I believe we’ll see a similar trajectory post 2008/09: a big increase in the micro/small business sector. So, for accountants, it should be a great chance to get behind new businesses.

But this growth in entrepreneurial spirit needs support. It needs the government to get behind it, and truly support burgeoning businesses through appropriate structures. But accountants need to change their mindset as well. They need to take on board that ours is not a ‘historic art’.

I know we have traditionally looked at the past, certainly in terms of managing clients’ tax and reporting compliance, but we now need to look to the future. There are tools we’ve been given as accountants that can enable us to do that, and the IFA fully #supports this direction. For example, it is regularly updating its email shots with ‘business world’ updates. And being involved in regional IFA events can broaden your knowledge.

I see start-ups come to accountants for support and advice, but lots of accountants don’t understand the opportunities for these types of clients: the types of loans and financing facilities available such as early-stage business finance and cashflow finance.

Grow your value

We have an opportunity to think not just about managing the past and setting the present, but thinking about he future. Someone should be able to go to an accountant and know that the statutory stuff will be done, before discussing planning, reporting and analysis, finance, and investment.

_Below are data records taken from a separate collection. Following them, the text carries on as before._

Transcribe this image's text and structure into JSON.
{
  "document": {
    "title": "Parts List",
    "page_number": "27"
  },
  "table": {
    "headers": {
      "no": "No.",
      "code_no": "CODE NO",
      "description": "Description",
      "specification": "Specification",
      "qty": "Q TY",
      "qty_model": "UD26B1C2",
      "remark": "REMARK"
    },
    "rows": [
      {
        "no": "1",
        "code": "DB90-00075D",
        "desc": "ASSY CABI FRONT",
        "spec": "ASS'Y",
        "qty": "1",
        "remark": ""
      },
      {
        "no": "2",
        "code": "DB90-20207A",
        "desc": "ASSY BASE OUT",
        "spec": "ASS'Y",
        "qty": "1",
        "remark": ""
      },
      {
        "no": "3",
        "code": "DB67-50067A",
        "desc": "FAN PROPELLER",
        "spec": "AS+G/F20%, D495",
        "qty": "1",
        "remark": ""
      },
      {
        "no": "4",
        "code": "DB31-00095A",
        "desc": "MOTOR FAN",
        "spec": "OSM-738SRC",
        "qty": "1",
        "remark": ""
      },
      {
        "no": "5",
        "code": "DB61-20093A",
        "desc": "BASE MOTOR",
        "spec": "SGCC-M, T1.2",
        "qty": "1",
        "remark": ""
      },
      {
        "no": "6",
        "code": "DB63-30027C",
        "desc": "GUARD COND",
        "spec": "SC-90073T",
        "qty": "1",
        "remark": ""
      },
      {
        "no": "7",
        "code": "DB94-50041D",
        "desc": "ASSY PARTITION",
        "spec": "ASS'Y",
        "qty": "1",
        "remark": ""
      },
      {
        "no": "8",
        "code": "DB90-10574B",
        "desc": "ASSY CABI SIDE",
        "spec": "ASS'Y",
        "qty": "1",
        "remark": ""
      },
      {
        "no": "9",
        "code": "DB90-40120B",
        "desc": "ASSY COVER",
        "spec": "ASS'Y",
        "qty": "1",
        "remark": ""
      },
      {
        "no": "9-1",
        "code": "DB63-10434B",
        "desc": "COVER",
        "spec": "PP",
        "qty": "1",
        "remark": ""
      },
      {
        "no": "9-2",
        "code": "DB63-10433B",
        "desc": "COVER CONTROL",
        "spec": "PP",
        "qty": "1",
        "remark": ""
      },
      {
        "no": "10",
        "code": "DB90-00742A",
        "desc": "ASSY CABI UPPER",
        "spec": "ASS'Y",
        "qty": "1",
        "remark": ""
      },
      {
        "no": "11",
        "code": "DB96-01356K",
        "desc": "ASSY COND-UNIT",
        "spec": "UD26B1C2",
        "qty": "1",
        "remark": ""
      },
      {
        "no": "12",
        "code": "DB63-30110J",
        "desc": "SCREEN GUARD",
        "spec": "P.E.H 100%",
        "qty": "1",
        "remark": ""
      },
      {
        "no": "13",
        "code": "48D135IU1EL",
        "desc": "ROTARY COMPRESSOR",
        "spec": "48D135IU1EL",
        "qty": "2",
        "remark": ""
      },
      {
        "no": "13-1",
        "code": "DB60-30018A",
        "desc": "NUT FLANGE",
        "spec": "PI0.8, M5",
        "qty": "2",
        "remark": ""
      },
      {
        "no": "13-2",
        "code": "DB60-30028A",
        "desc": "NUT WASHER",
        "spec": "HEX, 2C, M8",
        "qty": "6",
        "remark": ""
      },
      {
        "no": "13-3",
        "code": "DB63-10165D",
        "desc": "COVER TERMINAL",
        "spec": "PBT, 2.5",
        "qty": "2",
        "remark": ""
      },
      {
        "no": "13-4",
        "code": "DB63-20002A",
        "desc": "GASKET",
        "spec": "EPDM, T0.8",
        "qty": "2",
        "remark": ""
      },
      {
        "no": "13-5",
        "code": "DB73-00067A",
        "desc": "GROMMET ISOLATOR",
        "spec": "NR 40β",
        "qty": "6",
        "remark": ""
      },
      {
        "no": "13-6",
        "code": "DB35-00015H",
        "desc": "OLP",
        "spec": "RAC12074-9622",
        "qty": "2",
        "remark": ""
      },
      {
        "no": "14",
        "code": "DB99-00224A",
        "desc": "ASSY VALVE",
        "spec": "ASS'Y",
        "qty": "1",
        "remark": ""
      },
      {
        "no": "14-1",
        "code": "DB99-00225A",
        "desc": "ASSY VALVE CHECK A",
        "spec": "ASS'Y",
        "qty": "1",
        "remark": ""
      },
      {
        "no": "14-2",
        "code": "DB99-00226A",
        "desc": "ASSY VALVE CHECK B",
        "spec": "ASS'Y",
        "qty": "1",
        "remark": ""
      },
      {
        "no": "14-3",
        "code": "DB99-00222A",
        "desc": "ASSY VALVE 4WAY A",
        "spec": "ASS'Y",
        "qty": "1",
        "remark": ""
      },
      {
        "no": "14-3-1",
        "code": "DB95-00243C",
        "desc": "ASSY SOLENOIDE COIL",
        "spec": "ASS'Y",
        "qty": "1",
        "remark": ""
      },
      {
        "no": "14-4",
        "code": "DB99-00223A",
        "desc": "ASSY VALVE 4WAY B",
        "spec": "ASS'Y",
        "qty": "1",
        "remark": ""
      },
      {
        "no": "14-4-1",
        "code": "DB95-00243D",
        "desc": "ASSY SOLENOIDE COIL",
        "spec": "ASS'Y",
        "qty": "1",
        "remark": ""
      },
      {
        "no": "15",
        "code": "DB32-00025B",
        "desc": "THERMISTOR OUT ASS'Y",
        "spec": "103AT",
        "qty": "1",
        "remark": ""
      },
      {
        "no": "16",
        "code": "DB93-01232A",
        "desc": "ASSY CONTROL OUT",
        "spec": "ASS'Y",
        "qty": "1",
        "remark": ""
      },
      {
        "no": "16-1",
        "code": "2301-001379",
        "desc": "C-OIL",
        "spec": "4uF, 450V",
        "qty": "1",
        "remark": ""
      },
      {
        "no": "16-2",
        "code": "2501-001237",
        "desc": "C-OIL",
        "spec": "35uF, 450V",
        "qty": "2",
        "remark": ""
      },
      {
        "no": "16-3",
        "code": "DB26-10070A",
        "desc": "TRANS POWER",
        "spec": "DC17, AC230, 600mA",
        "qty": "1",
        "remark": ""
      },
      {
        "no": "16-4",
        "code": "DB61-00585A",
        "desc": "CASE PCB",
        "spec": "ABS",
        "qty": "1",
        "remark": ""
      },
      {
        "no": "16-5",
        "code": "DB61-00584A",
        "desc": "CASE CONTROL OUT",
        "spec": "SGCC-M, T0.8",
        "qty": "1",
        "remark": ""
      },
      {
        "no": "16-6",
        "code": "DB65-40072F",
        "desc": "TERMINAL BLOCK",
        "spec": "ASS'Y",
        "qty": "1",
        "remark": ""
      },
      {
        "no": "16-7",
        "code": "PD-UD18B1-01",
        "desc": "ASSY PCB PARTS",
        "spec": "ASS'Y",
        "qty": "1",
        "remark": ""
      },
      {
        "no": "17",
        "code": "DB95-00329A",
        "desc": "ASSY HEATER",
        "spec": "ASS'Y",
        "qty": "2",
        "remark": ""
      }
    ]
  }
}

It’s all about stepping up. There are key paths to help new businesses plan: Forecasting and cashflow (what’s your plan? The blueprint to the company); then infrastructure (here’s the blueprint and now the bricks – staff , skills, recruitment HR, employment, payroll, pensions); and finance (self-funding, enough cash, contingency planning, funding options).

Invest time in your clients, while thinking about your own planning. There’s nothing like knowledge built up over time – your knowledge is invaluable.
And, even if MTD isn’t for you, perhaps take start-up non-exec roles - don’t waste what you’ve learned!

 

Maxim Cohen is chief executive of the UK Adviser Group, accountant at Royce Cohen, and an IFA member.